Published in Productivity

Jonathan

The Effective Project Manager

October 5, 2025

This is the New (Better) Way to Measure Productivity

Redefine productivity beyond busyness. Learn how project managers and knowledge workers can shift from measuring hours and tasks to creating meaningful outcomes, reducing friction, and moving projects forward with clarity and impact.

For years, productivity has been defined by output: how many tasks you check off, how many meetings you attend, how many hours you log.

But as project managers and knowledge workers, this definition falls short.

Busyness is not the same as progress.

A new way to define productivity is this:

Productivity is the consistent creation of meaningful outcomes with the least amount of unnecessary friction.

Notice what this shifts:

  • From volume to impact. Productivity isn't about how many deliverables you crank out. But do those deliverables move the project closer to its goal?

  • From hours to clarity. Long workdays and stacked calendars often hide confusion. And inefficiency. True productivity is a sign of clear priorities and fewer distractions.

  • From activity to leverage. Instead of doing more, productivity is about setting up systems, processes, and conversations that multiply your efforts.

As a project manager, this means your productivity isn't measured by how many Jira tickets you touch, or how many reports you produce. But it's measured by whether your team is aligned, risks are surfaced early, and stakeholders trust the process.

Create value by thinking better. Often the most productive thing you can do is pause, reflect, and decide what not to do.

So here's the shift: stop asking "What did I get done today?" and start asking "What moved the project forward today?"

That's the new standard of productivity.

Making This Real: Your Action Plan

How do we move from measuring time and being obsessed with busyness to a new real way to define productivity? It's difficult to say for sure, but I've presented my outline here. Yours may be similar, it may be different, but I think you'll find some kernels of wisdom in these steps.

Start With Daily Habits

Transform your daily rhythm with these simple changes:

  • Change your end-of-day question from "What did I accomplish?" to "What moved us closer to the goal today?"

  • Add a purpose filter: Before starting any task, ask "How does this directly contribute to project success?" If you can't answer clearly, reconsider doing it. Imagine what would happen if you only worked on tasks that move the needle towards project success. No fluff.

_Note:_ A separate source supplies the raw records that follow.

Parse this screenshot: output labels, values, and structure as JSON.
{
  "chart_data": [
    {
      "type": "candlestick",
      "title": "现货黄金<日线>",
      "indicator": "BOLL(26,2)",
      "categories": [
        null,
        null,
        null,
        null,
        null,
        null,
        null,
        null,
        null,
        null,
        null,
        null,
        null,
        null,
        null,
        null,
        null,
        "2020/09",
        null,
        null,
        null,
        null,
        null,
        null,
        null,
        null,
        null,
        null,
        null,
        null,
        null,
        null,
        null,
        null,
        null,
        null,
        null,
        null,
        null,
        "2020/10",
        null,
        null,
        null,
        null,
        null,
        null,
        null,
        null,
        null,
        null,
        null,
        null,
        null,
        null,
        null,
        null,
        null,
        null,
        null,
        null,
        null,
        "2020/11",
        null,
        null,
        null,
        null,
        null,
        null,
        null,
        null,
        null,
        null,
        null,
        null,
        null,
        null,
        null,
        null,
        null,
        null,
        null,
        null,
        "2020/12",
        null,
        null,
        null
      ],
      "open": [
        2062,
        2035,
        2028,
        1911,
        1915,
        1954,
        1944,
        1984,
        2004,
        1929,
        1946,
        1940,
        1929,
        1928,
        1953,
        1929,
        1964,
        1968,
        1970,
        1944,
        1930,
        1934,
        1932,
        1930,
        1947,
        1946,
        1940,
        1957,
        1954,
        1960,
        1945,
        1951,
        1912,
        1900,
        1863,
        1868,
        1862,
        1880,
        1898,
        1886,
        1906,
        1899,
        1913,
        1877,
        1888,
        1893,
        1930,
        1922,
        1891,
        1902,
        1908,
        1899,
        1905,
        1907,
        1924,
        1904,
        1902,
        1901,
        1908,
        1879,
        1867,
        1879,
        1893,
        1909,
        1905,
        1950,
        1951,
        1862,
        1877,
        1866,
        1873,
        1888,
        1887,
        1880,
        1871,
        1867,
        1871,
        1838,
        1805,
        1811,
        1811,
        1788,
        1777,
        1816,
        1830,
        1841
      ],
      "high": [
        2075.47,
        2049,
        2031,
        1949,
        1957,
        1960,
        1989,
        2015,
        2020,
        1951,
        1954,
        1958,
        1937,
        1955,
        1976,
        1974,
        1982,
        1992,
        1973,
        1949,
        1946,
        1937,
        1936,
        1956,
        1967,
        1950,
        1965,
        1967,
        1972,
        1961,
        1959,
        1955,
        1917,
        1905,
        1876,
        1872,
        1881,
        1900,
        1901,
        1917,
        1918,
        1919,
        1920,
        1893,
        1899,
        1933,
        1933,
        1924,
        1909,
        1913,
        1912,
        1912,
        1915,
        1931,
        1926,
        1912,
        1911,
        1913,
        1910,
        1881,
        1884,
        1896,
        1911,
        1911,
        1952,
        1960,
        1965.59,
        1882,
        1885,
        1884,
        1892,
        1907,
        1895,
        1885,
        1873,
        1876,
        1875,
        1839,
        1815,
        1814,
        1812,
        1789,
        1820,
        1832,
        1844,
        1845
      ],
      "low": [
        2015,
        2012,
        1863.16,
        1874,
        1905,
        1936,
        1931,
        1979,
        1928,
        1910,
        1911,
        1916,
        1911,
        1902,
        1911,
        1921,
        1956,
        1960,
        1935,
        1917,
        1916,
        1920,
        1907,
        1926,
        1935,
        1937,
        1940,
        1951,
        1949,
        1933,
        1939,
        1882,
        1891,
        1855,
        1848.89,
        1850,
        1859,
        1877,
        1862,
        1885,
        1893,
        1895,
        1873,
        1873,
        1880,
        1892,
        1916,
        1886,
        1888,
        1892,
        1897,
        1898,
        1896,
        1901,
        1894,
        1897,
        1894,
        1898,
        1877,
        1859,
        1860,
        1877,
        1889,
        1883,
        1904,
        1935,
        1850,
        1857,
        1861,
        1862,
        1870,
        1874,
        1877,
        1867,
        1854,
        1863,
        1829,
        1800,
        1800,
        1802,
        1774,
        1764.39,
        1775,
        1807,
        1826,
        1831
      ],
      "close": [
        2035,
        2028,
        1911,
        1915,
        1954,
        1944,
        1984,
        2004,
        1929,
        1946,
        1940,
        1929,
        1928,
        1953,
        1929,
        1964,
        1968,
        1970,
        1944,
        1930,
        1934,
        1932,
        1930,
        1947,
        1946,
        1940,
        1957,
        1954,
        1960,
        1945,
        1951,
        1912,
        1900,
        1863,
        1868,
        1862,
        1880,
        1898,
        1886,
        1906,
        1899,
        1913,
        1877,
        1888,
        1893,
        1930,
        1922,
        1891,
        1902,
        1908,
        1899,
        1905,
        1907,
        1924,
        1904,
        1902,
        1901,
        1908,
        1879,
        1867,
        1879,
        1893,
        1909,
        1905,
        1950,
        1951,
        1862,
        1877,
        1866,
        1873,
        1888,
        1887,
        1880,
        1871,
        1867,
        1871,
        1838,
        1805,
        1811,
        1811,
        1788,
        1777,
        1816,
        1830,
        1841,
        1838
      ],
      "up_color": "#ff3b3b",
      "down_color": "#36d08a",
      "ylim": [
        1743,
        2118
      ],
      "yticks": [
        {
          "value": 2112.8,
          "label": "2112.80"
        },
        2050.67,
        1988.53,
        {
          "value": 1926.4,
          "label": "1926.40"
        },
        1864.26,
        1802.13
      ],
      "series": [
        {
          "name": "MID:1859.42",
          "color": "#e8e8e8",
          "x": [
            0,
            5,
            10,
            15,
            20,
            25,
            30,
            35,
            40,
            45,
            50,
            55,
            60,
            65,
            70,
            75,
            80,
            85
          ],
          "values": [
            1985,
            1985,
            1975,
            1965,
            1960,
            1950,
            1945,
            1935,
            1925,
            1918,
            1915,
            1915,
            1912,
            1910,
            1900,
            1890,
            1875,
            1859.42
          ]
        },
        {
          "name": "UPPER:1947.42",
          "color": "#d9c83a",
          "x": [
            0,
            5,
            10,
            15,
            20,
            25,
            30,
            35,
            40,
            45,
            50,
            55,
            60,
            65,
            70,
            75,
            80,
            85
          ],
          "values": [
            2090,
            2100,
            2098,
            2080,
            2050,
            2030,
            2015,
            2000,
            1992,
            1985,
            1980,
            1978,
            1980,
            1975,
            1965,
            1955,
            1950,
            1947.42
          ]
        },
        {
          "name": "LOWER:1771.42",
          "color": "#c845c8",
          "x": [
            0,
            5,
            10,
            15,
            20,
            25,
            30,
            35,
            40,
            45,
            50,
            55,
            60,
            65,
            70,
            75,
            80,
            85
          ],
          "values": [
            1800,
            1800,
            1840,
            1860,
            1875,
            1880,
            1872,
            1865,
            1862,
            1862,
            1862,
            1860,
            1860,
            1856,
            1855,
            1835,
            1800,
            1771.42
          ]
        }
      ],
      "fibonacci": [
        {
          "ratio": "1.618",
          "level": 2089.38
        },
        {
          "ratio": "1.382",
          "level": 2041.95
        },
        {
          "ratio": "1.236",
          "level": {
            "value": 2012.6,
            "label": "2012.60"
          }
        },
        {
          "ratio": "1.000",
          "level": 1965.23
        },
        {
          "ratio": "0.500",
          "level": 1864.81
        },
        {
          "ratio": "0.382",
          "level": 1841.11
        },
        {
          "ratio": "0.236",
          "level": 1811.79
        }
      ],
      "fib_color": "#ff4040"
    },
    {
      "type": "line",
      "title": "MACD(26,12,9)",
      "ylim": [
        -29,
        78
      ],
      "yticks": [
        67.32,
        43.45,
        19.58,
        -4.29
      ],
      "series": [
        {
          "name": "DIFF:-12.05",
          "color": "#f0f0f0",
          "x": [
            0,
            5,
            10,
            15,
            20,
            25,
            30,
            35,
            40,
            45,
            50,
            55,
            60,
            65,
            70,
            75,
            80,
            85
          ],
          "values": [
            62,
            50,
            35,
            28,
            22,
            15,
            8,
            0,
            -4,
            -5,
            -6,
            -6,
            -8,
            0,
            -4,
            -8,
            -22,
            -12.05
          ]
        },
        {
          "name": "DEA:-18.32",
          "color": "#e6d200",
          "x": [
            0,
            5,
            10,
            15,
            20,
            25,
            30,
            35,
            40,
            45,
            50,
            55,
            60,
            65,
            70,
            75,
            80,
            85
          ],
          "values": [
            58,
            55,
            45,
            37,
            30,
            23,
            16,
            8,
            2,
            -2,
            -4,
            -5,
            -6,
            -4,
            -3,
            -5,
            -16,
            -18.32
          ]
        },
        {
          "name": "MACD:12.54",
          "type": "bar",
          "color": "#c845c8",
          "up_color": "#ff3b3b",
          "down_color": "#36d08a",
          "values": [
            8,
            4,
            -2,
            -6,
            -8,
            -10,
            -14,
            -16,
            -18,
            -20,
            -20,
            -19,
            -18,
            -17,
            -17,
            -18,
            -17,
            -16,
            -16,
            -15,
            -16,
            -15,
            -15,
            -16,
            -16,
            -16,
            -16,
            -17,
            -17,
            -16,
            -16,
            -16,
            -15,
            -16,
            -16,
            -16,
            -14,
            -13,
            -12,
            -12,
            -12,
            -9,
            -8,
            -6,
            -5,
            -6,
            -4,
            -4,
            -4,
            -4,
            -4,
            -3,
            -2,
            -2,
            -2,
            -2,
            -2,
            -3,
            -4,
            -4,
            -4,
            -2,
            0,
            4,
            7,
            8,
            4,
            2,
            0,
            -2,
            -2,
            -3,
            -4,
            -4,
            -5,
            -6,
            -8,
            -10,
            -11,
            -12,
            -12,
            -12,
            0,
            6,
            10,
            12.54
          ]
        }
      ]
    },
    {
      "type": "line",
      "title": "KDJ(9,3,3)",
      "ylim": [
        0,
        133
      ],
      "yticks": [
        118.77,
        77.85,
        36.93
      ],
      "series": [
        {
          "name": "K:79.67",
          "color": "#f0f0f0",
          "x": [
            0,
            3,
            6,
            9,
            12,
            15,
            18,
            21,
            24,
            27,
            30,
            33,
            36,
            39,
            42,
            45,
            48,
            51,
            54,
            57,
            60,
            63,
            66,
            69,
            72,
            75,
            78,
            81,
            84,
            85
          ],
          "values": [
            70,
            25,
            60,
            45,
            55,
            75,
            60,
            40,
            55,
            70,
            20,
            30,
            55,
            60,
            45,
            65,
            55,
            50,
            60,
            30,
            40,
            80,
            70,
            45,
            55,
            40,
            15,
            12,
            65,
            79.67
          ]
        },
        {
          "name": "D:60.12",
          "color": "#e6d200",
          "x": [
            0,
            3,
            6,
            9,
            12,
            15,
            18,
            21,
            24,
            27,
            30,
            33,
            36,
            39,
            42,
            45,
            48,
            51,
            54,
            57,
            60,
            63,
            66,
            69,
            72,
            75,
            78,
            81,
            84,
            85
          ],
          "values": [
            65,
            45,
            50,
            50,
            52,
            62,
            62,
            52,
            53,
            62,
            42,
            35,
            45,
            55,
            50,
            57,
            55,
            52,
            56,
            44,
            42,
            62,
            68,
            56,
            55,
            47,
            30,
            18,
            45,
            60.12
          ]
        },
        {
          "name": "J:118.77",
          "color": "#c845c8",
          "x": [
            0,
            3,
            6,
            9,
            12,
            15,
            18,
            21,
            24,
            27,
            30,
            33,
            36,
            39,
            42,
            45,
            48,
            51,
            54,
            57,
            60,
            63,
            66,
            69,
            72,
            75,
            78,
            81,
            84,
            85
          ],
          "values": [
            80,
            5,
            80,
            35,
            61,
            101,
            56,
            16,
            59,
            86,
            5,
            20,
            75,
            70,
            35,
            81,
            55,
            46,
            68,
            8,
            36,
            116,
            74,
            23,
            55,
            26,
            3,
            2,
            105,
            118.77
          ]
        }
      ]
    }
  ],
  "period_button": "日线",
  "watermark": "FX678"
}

  • Build in reflection time: Schedule 15-minute blocks to identify what you should stop doing. Stopping work is often your most productive decision.

I've found great success by writing down my three daily goals. I know that once I achieve these goals, the rest of the day flows more smoothly. It's also great to have a stack of achievements to look back on. I find it very motivating. You can have a look at the three daily goals template that I use myself by clicking on this link.

[Three Big Goals Daily Template]

For Project Managers: New Success Metrics

Stop measuring yourself by task completion. Instead:

  • Measure team clarity: Regularly ask team members "Do you know what success looks like this week?" Your job is ensuring they can answer confidently

  • Create a friction log: Track recurring obstacles that slow the team down, then systematically eliminate them. This multiplies everyone's productivity

  • Focus status meetings differently: Discuss blockers and decisions needed rather than work completed. Progress reports don't move projects forward. Removing obstacles moves projects forward.

System-Level Improvements

Make friction reduction systematic by working at a higher level than just your individual inputs:

  • Audit your regular deliverables: Examine reports, meetings, and updates. Eliminate those that don't influence decisions or improve alignment

  • Build early warning systems: Instead of just tracking progress, create alerts for emerging risks. Prevention beats reaction

  • Reduce decision fatigue: Create templates and processes for routine choices so mental energy goes to what matters

Start Small, Build Momentum

Pick one change and try it for a week. The reflection habit or friction log work well because they don't require changing how others work.

You might discover that your most productive days aren't your busiest ones.

You might also find yourself with less stress, and more success.

Remember: the goal isn't to do more things. It's to do the right things with less waste.